It also affected my ID.4 delivery to a degree, but the Ides of March was actually fine by me.



mope54 said:


> When I placed my AWD order in I was told to expect delivery between Oct-Dec. I didn't wait... (got a First Edition!)


----------



## phildo (Jul 23, 1999)

I think 'worth the wait' really depends on what kind of vehicle you need. I live in Central Oregon and deal with ice/snow in the winter, so I am only considering AWD at this point.


----------



## Senior Member (Jul 2, 2016)

Never buy a 1st model year car.


----------



## Huey52 (Nov 10, 2010)

Historically I would be inclined to agree. However given over-the-air firmware updates it's far more a moot concern than ever before.



Senior Member said:


> Never buy a 1st model year car.


----------



## mope54 (May 24, 2005)

Senior Member said:


> Never buy a 1st model year car.


Normally I'd agree but VW's trend, at least in regard to their EVs, in recent years has been to release an early bird trim that is hard to match value-wise in later releases. The 1st is built in Germany and later iterations will be built state-side and I've always given higher value to German origin dubs than those built elsewhere. I suspect VW puts a little extra (source higher quality parts) into their launches, too. The first gen eGolfs, for example, had more efficient motors compared to the later releases. Those factors, along with the OTAs, make this less of a concern than usual. Plus, it's a VW...it's not like I'm expecting a gremlin-free vehicle during any release cycle


----------



## Huey52 (Nov 10, 2010)

Yes, "value engineering" always rears its increased profit margin ugly head in out years. So you have to weigh the bang for the buck trim (~$3K "free" in 1st Edition as an example) and somewhat better parts vs. the potential "early adopter" headaches. But again I've only had a couple App issues that were resolved fairly quickly and another vehicle charge-scheduling setup anomaly to work-around and likely to be addressed in the first OTA update. No issues with the actual drivability which has been excellent.


----------



## Fleuger999 (Jun 10, 2019)

phildo said:


> I think 'worth the wait' really depends on what kind of vehicle you need. I live in Central Oregon and deal with ice/snow in the winter, so I am only considering AWD at this point.

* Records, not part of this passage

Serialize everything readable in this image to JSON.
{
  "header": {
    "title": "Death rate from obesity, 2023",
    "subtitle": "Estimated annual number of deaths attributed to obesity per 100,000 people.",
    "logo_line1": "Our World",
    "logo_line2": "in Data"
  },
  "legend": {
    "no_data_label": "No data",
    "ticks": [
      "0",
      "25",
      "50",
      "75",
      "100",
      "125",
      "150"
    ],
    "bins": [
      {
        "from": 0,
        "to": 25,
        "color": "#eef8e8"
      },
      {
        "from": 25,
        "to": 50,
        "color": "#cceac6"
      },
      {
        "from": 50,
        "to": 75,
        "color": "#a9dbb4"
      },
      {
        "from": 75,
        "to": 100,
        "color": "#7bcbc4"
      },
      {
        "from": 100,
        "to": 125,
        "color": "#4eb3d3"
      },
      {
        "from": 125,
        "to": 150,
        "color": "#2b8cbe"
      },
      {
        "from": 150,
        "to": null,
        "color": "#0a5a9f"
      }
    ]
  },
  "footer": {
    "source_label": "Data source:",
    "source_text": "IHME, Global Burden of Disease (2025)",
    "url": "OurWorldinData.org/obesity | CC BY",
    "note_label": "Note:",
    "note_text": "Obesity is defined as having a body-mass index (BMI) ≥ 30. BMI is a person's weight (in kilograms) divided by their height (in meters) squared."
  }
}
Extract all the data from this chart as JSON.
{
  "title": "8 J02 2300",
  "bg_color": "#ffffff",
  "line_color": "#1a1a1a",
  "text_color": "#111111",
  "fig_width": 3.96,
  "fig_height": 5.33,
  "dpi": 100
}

The cold temps will also impact range. I have a buddy who has a Tesla in Toronto Canada and he said in winter his range is reduced by about 20% during the cold winter.


----------



## Huey52 (Nov 10, 2010)

Indeed. The computer's top priority is keeping the battery at its optimal temperature and that of course requires more energy in Winter that would otherwise be used for more range. But then also in very hot climates keeping it cool. 🤷‍♂️


Fleuger999 said:


> The cold temps will also impact range. I have a buddy who has a Tesla in Toronto Canada and he said in winter his range is reduced by about 20% during the cold winter.


----------



## mlsstl (Nov 28, 2018)

Over on another forum that has a lot of activity concerning the VW EVs (VWIDTalk.com), the general thinking is that the RWD's 250 mile EPA range will be reduced to 220 to 230 miles for the AWD. Both cars will have the same battery pack. Remember that the EPA mileage figures are more for comparing different makes and models against each other rather than a precise indication of what any individual driver should expect for themselves.


----------



## Golfsx2 (Apr 13, 2017)

VW has announced the AWD’s range as 240 miles. It achieves this by using the 2nd motor only when needed. The motor freewheels most of the time.


----------



## Huey52 (Nov 10, 2010)

Thanks for this as I was unaware that the FWD portion of the ID.4 AWD model was only "as required." This is somewhat similar to my prior TTS Quattro which was FWD most of the time and the Haldex RWD only activated as required.
I wonder however if the front motor is at least used for add'l regen/braking when not actual drive?


Golfsx2 said:


> VW has announced the AWD’s range as 240 miles. It achieves this by using the 2nd motor only when needed. The motor freewheels most of the time.


----------



## Golfsx2 (Apr 13, 2017)

The info about the front motor freewheeling most of the time was on an EV enthusiast site, which of course I can't find now. 

Here's what VW said in a newsletter to customers who've preordered an AWD model:

_Your reserved ID.4 SUV will change the way you think about driving. So, we wanted to take a moment to update you on some information about your vehicle. With an *EPA estimated range of 240 miles for the ID.4 AWD Pro S* model, a maximum 295 HP, heart‑pumping torque, and all‑wheel drive traction to help accommodate varied terrain and weather conditions, this is the next generation of driving._


----------



## Huey52 (Nov 10, 2010)

Possibly this reference and as discussed few AWD tech details to date: Odd lack of details about the AWD model










Golfsx2 said:


> The info about the front motor freewheeling most of the time was on an EV enthusiast site, which of course I can't find now.
> 
> Here's what VW said in a newsletter to customers who've preordered an AWD model:
> 
> _Your reserved ID.4 SUV will change the way you think about driving. So, we wanted to take a moment to update you on some information about your vehicle. With an *EPA estimated range of 240 miles for the ID.4 AWD Pro S* model, a maximum 295 HP, heart‑pumping torque, and all‑wheel drive traction to help accommodate varied terrain and weather conditions, this is the next generation of driving._


----------